I'll execute two experiments
- unbatched small inputs
- batched big inputs

In [12]:
import sys

# sys.path.append("..")
import jax
import jax.random as jr
import numpy as np
import equinox as eqx  # pytree utilities
from rnn_jax.cells import ElmanRNNCell, ClockWorkRNNCell
from rnn_jax.layers import RNNEncoder
import matplotlib.pyplot as plt
import timeit

In [20]:
rnn = RNNEncoder(ElmanRNNCell(1, 64, key=jr.key(0)))
cwrnn = RNNEncoder(
    ClockWorkRNNCell(
        1, [16, 16, 16, 16], [2, 4, 8, 16], nonlinearity=jax.nn.relu, key=jr.key(0)
    )
)
x = jr.uniform(jr.key(1), (256, 1))
jit_rnn = eqx.filter_jit(rnn)
jit_rnn(x)
jit_cwrnn = eqx.filter_jit(cwrnn)
jit_cwrnn(x)
print("rnn:")
%timeit jit_rnn(x)
print("cw-rnn:")
%timeit jit_cwrnn(x)

rnn:
85.1 μs ± 2.03 μs per loop (mean ± std. dev. of 7 runs, 10,000 loops each)
cw-rnn:
244 μs ± 10.2 μs per loop (mean ± std. dev. of 7 runs, 1,000 loops each)
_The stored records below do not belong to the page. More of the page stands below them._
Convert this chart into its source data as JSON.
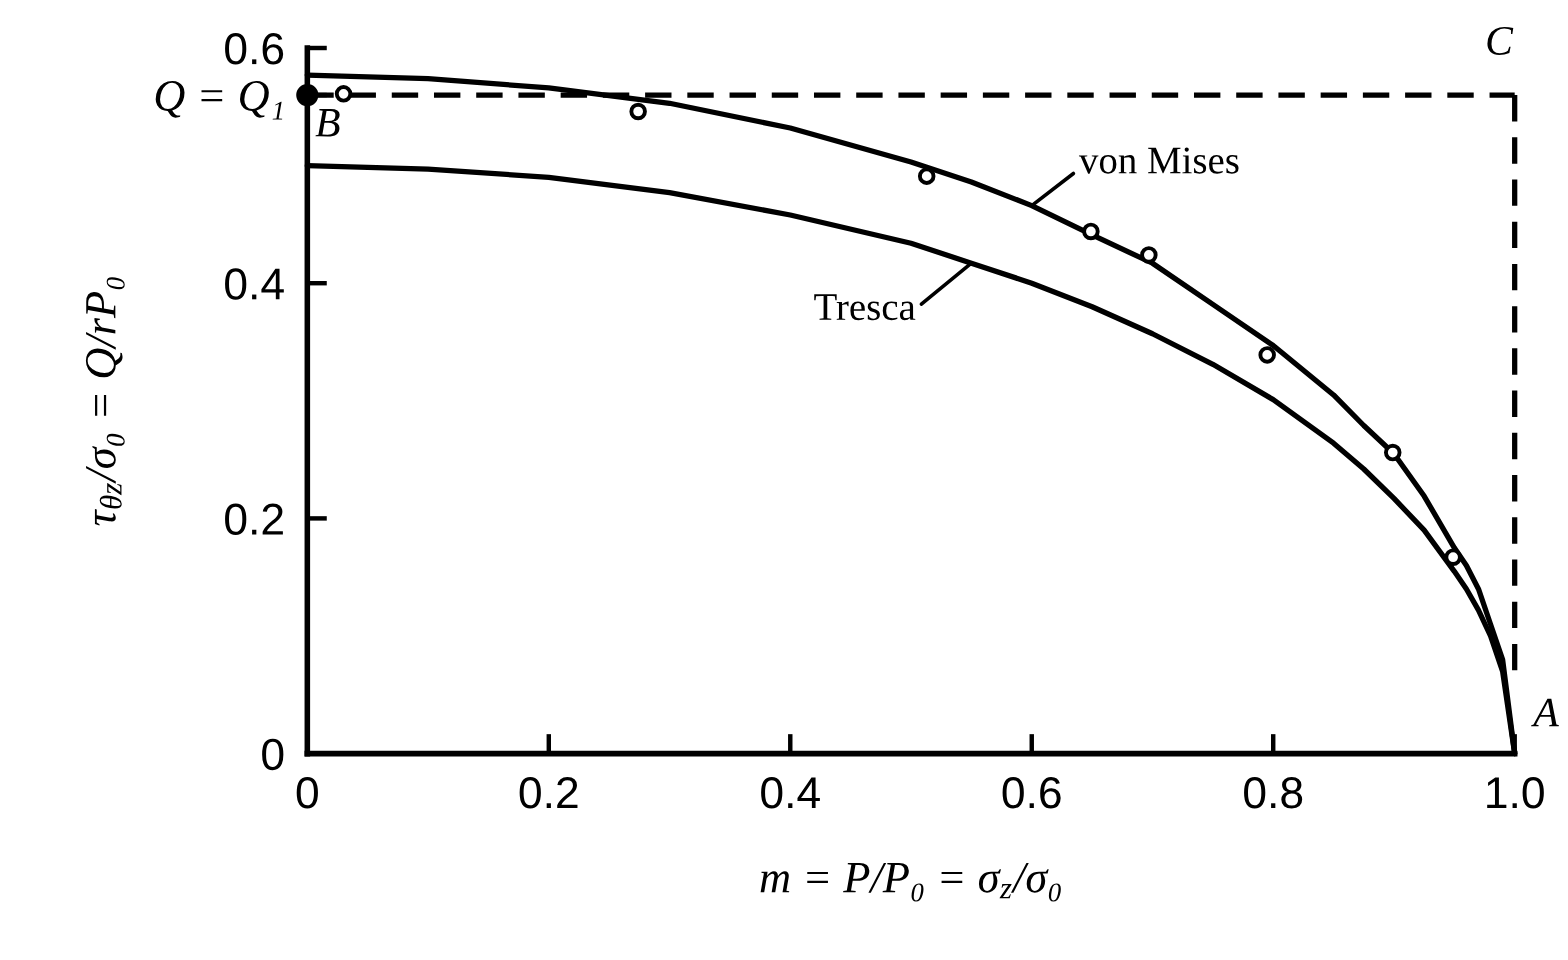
{
  "chart_data": {
    "type": "line",
    "xlabel": "m = P/P₀ = σ$_{z}$/σ₀",
    "ylabel": "τ$_{θz}$/σ₀ = Q/rP₀",
    "xlim": [
      0,
      1.0
    ],
    "ylim": [
      0,
      0.6
    ],
    "xticks": [
      0,
      0.2,
      0.4,
      0.6,
      0.8,
      {
        "value": 1.0,
        "label": "1.0"
      }
    ],
    "yticks": [
      0,
      0.2,
      0.4,
      {
        "value": 0.56,
        "label": "Q = Q₁"
      },
      0.6
    ],
    "series": [
      {
        "name": "von Mises",
        "color": "#000000",
        "x": [
          0,
          0.1,
          0.2,
          0.3,
          0.4,
          0.5,
          0.55,
          0.6,
          0.65,
          0.7,
          0.75,
          0.8,
          0.85,
          0.875,
          0.9,
          0.925,
          0.95,
          0.96,
          0.97,
          0.98,
          0.99,
          1.0
        ],
        "values": [
          0.577,
          0.574,
          0.566,
          0.553,
          0.532,
          0.503,
          0.486,
          0.466,
          0.441,
          0.417,
          0.382,
          0.347,
          0.305,
          0.279,
          0.255,
          0.219,
          0.175,
          0.16,
          0.14,
          0.11,
          0.08,
          0.0
        ]
      },
      {
        "name": "Tresca",
        "color": "#000000",
        "x": [
          0,
          0.1,
          0.2,
          0.3,
          0.4,
          0.5,
          0.55,
          0.6,
          0.65,
          0.7,
          0.75,
          0.8,
          0.85,
          0.875,
          0.9,
          0.925,
          0.95,
          0.96,
          0.97,
          0.98,
          0.99,
          1.0
        ],
        "values": [
          0.5,
          0.497,
          0.49,
          0.477,
          0.458,
          0.434,
          0.417,
          0.4,
          0.38,
          0.357,
          0.331,
          0.301,
          0.264,
          0.242,
          0.217,
          0.19,
          0.155,
          0.14,
          0.122,
          0.1,
          0.07,
          0.0
        ]
      },
      {
        "type": "scatter",
        "color": "#000000",
        "marker": "circle",
        "x": [
          0.03,
          0.274,
          0.513,
          0.649,
          0.697,
          0.795,
          0.899,
          0.949
        ],
        "values": [
          0.561,
          0.546,
          0.491,
          0.444,
          0.424,
          0.339,
          0.256,
          0.167
        ]
      },
      {
        "color": "#000000",
        "line_style": "dashed",
        "x": [
          0,
          1.0
        ],
        "values": [
          0.56,
          0.56
        ]
      },
      {
        "color": "#000000",
        "line_style": "dashed",
        "x": [
          1.0,
          1.0
        ],
        "values": [
          0.56,
          0.06
        ]
      },
      {
        "color": "#000000",
        "marker": "circle",
        "x": [
          0
        ],
        "values": [
          0.56
        ]
      }
    ],
    "annotations": [
      "B",
      "C",
      "A"
    ]
  }
}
CW-RNN is considerably slower ($\approx$ 3x) in the unbatched case

In [18]:
x = jr.uniform(jr.key(1), (256, 100, 10))
rnn = RNNEncoder(ElmanRNNCell(10, 1024, key=jr.key(0)))
cwrnn = RNNEncoder(
    ClockWorkRNNCell(
        10, [256 // 4] * 4, [4, 16, 64, 256], nonlinearity=jax.nn.relu, key=jr.key(0)
    )
)
vmap_rnn = eqx.filter_vmap(rnn)
vmap_rnn(x)
vmap_cwrnn = eqx.filter_vmap(cwrnn)
vmap_cwrnn(x)
print("rnn:")
%timeit vmap_cwrnn(x)
print("cw-rnn:")
%timeit vmap_cwrnn(x)

rnn:
98.7 ms ± 1.54 ms per loop (mean ± std. dev. of 7 runs, 10 loops each)
cw-rnn:
97.7 ms ± 1.45 ms per loop (mean ± std. dev. of 7 runs, 10 loops each)


When batching, cwrnn catches up in speed. Probably optimizing more the logic should make it go faster than a standard RNN.